Ma oggi, dopo mesi di difficoltà e appelli rimasti inascoltati, arriva la parola fine.
“Sparisce nel silenzio, senza solidarietà né sostegno”
Nel comunicato, la società non entra nei dettagli sulle cause della chiusura, ma rivolge un’amara riflessione al contesto in cui si è consumata l’agonia del club. Nessuna accusa diretta, ma un chiaro j’accuse all’indifferenza generale: amministrazioni, imprenditori e cittadinanza vengono chiamati in causa per non aver risposto agli appelli lanciati dal club nel corso dell’ultimo anno.

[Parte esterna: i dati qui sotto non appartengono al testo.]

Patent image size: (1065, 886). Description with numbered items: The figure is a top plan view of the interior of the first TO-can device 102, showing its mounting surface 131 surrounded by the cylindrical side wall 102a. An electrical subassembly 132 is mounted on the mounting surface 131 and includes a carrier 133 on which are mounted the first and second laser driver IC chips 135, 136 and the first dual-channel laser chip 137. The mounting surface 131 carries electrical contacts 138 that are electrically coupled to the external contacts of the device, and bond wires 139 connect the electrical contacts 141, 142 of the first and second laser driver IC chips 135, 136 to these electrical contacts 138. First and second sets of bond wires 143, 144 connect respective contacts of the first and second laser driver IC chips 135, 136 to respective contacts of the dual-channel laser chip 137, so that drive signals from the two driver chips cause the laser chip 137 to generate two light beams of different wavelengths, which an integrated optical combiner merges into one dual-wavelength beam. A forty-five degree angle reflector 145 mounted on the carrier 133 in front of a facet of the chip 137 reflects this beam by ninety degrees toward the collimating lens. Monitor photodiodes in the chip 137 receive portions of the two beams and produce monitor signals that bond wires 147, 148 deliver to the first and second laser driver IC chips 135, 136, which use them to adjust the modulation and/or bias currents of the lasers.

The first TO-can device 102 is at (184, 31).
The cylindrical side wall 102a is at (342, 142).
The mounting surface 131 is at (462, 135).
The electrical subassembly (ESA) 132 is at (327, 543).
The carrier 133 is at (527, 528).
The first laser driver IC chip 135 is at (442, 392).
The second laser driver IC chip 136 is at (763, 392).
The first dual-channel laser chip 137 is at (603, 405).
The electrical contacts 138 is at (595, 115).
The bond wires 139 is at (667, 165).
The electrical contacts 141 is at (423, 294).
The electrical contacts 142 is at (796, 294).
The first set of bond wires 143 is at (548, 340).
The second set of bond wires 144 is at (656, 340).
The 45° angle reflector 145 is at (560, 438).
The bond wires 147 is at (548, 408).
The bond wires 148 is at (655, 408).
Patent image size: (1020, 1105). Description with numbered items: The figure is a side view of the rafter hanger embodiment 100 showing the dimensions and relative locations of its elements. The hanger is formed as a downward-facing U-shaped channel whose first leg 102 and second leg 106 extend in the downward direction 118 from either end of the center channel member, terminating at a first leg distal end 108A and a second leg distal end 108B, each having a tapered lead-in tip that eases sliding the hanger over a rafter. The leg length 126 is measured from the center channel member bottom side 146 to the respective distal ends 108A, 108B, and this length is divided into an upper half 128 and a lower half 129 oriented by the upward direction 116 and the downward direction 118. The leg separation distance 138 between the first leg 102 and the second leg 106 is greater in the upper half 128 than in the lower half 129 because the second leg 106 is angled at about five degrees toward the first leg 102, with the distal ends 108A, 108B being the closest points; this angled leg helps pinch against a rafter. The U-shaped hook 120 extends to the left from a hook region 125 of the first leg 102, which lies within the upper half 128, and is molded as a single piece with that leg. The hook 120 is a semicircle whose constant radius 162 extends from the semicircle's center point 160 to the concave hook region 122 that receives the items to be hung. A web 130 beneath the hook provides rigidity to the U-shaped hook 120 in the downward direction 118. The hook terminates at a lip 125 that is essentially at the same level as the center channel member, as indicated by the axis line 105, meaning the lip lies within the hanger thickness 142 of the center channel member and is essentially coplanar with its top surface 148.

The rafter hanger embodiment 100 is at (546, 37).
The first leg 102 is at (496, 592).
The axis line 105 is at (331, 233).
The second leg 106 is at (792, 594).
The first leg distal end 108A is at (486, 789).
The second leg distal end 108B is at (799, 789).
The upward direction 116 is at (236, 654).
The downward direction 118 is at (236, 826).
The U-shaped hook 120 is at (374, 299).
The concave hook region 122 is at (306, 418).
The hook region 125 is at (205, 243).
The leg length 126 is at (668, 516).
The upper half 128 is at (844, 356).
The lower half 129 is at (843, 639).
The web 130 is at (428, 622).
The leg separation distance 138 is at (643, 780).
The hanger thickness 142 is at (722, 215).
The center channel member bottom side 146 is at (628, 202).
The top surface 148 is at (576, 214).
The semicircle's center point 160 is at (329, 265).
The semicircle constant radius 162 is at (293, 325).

“Uno specchio, probabilmente, di uno dei periodi più bui della storia di Manfredonia”, si legge nel comunicato. “Un buco nero che continua ad inghiottire quanto di buono prodotto dai sipontini, compresa l’unica società cittadina a raggiungere la massima categoria nazionale nel suo sport”.
L’addio al settore giovanile: “Sogni spezzati sul parquet”
Ancora più dolorosa, per molti, è la fine del settore giovanile, punto di riferimento per centinaia di famiglie e giovani atleti che avevano trovato nel futsal non solo uno sport, ma un progetto educativo, uno spazio di crescita, un’occasione di futuro. “Sogni spezzati”, scrive il club, denunciando l’assenza di una rete in grado di difendere e sostenere realtà che generano valori e coesione.
“Dalle ceneri, una fenice?”
Il comunicato si chiude con un messaggio di speranza: l’auspicio che un giorno, dalle ceneri di questa dolorosa chiusura, possa rinascere una nuova realtà sportiva. “Che la città di Manfredonia possa tornare a godere non solo del calcio a cinque, ma di un contesto sociale, economico e culturale sano, in grado di dare sincera e concreta linfa vitale al mondo dello sport”.